Il percorso che ti suggeriamo è il seguente:
- Dividi i processi in categorie (in reazione all’importanza delle informazioni elaborate)
- Individua i pericoli per le informazioni presenti nei processi (fondamentale risulta l’analisi di contesto)
- Determina il valore dei rischi di perdita di riservatezza, di integrità e di disponibilità delle informazioni presenti nei processi
Per quanto riguarda il primo punto, nell’esempio che segue, l’azienda ha diviso i propri processi aziendali in tre categorie.
- Processi primari (quelli che caratterizzano l’attività tipica dell’organizzazione (business) e che disciplinano le attività operative legate all’erogazione del servizio e alla produzione
- Processi di supporto
(quelli che consentono di gestire le attività del sistema di gestione per la sicurezza delle informazioni) - Processi di sicurezza (quelli che permettono di applicare i controlli di sicurezza ai processi, alle informazioni e agli asset)
Passiamo al secondo punto.
Per sintetizzare l’esempio procediamo a identificare i pericoli presenti nei processi primari e a stabilire dei valori di “probabilità” e “conseguenze” per i rischi che gravano sulle informazioni elaborate all’interno di questi processi.

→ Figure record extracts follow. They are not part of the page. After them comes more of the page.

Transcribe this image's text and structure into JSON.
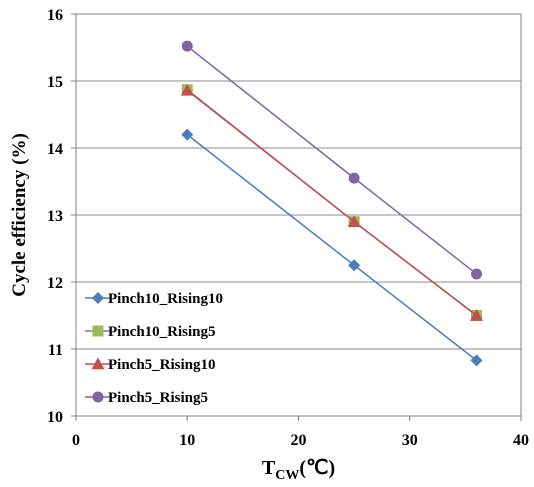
{
  "chart_data": {
    "type": "line",
    "xlabel": {
      "main": "T",
      "sub": "CW",
      "unit": "(℃)"
    },
    "ylabel": "Cycle efficiency (%)",
    "xlim": [
      0,
      40
    ],
    "ylim": [
      10,
      16
    ],
    "x_ticks": [
      "0",
      "10",
      "20",
      "30",
      "40"
    ],
    "y_ticks": [
      "10",
      "11",
      "12",
      "13",
      "14",
      "15",
      "16"
    ],
    "grid": {
      "horizontal": true,
      "vertical": false
    },
    "legend_position": "bottom-left",
    "series": [
      {
        "name": "Pinch10_Rising10",
        "marker": "diamond",
        "color": "#4A7EBB",
        "points": [
          [
            10,
            14.2
          ],
          [
            25,
            12.25
          ],
          [
            36,
            10.83
          ]
        ]
      },
      {
        "name": "Pinch10_Rising5",
        "marker": "square",
        "color": "#9BBB59",
        "line_color": "#8A6FA8",
        "points": [
          [
            10,
            14.87
          ],
          [
            25,
            12.9
          ],
          [
            36,
            11.5
          ]
        ]
      },
      {
        "name": "Pinch5_Rising10",
        "marker": "triangle",
        "color": "#C0504D",
        "points": [
          [
            10,
            14.86
          ],
          [
            25,
            12.9
          ],
          [
            36,
            11.5
          ]
        ]
      },
      {
        "name": "Pinch5_Rising5",
        "marker": "circle",
        "color": "#8064A2",
        "points": [
          [
            10,
            15.52
          ],
          [
            25,
            13.55
          ],
          [
            36,
            12.12
          ]
        ]
      }
    ]
  }
}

I pericoli per le informazioni elaborate nei processi primari potrebbero essere, ad esempio:
- Trafugamento per uso personale e per vendita (profitto)

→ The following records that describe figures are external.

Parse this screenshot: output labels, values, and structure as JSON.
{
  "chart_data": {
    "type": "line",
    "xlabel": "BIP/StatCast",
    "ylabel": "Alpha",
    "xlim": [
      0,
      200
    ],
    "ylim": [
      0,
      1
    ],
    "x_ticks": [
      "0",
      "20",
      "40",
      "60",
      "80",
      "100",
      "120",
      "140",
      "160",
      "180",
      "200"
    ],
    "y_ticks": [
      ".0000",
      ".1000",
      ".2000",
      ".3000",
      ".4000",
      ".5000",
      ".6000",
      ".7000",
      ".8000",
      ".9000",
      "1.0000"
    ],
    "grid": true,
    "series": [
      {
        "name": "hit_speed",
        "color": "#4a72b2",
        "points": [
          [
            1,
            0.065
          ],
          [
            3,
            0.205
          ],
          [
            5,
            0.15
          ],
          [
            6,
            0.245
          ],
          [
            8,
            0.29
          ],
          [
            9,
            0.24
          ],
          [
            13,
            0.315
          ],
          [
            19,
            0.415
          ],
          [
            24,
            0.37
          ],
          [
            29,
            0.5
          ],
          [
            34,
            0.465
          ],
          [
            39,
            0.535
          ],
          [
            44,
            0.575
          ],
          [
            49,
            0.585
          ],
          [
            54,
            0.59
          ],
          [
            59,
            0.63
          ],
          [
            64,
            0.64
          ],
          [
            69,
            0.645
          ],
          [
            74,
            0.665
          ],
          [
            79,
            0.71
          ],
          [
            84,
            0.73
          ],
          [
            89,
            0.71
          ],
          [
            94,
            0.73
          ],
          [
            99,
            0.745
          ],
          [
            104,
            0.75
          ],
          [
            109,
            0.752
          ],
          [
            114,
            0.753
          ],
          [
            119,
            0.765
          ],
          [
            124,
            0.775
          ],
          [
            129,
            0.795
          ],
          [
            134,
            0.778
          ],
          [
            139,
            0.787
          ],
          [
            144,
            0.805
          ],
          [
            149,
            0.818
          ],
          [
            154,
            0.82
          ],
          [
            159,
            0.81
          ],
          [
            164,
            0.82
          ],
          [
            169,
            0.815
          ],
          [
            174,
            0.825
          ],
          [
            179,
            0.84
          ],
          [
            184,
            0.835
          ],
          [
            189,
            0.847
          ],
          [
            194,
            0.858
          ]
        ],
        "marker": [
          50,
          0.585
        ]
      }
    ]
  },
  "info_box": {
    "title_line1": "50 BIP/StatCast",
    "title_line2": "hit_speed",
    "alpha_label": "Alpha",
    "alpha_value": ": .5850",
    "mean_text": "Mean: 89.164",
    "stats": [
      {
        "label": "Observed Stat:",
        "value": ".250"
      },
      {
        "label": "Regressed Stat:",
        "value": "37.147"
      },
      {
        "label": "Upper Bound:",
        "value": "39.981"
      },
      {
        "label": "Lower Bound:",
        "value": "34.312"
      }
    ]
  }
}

- Favoreggiamento della concorrenza (infedeltà)
- Attacco alla continuità operativa o alla reputazione all’organizzazione (ritorsione)
- Prova delle proprie abilità informatiche di intrusione
- Insufficiente preparazione tecnica in merito a: gestione rete e dispositivi, sistema informativo, database, malware, dispositivi, tecniche e strategie di protezione, sviluppo software, gestione incidenti
- Temperatura e umidità
- Incendio
- Esplosione
- Allagamento
Nel terzo punto passiamo alla valutazione dei rischi.
Esaminando i pericoli in relazione ai fattori di contesto desumiamo che le informazioni inerenti ai processi primari possono generare lauti profitti se:
- Utilizzate in proprio
- Rivendute a chi intende utilizzarle
Le persone impiegate nei processi primari possiedono, in ragione del loro ruolo, le competenze sufficienti a effettuare attacchi efficaci.
Da tali considerazioni valutiamo i rischi documentandone i valori attribuiti a P (Probabilità) e a C (Conseguenza) a seguito dell’analisi. Il valore del rischio R sarà pari al valore assunto dal prodotto (PxC).
VALUTAZIONE RISCHI GENERALE IN ASSENZA DI CONTROLLI DI SICUREZZA
Probabilità che l’evento accada, valori possibili: 1,2,3,4 (improbabile, occasionale, probabile, molto probabile)
Conseguenza ed entità del danno conseguente l’evento, valori possibili: 1,2,3,4 (lieve, media, grave, gravissima)
Rischio: fino a 3 incluso: basso; da 4 a 8 inclusi: medio; da 9 a 16 inclusi: alto
Accettabilità: fino a 3 incluso (se superiore a 3 è necessaria l’applicazione di controlli ulteriori)
A tale valutazione dei rischi presenti nei processi primari dovrà essere aggiunta quella relativa ai rischi presenti nei processi di supporto e nei processi di sicurezza.
Per il controllo dei rischi individuati l’organizzazione provvederà ad applicare i controlli elencati dall’Annex A della norma ISO 27001:2017 attraverso procedure gestionali e procedure di sicurezza.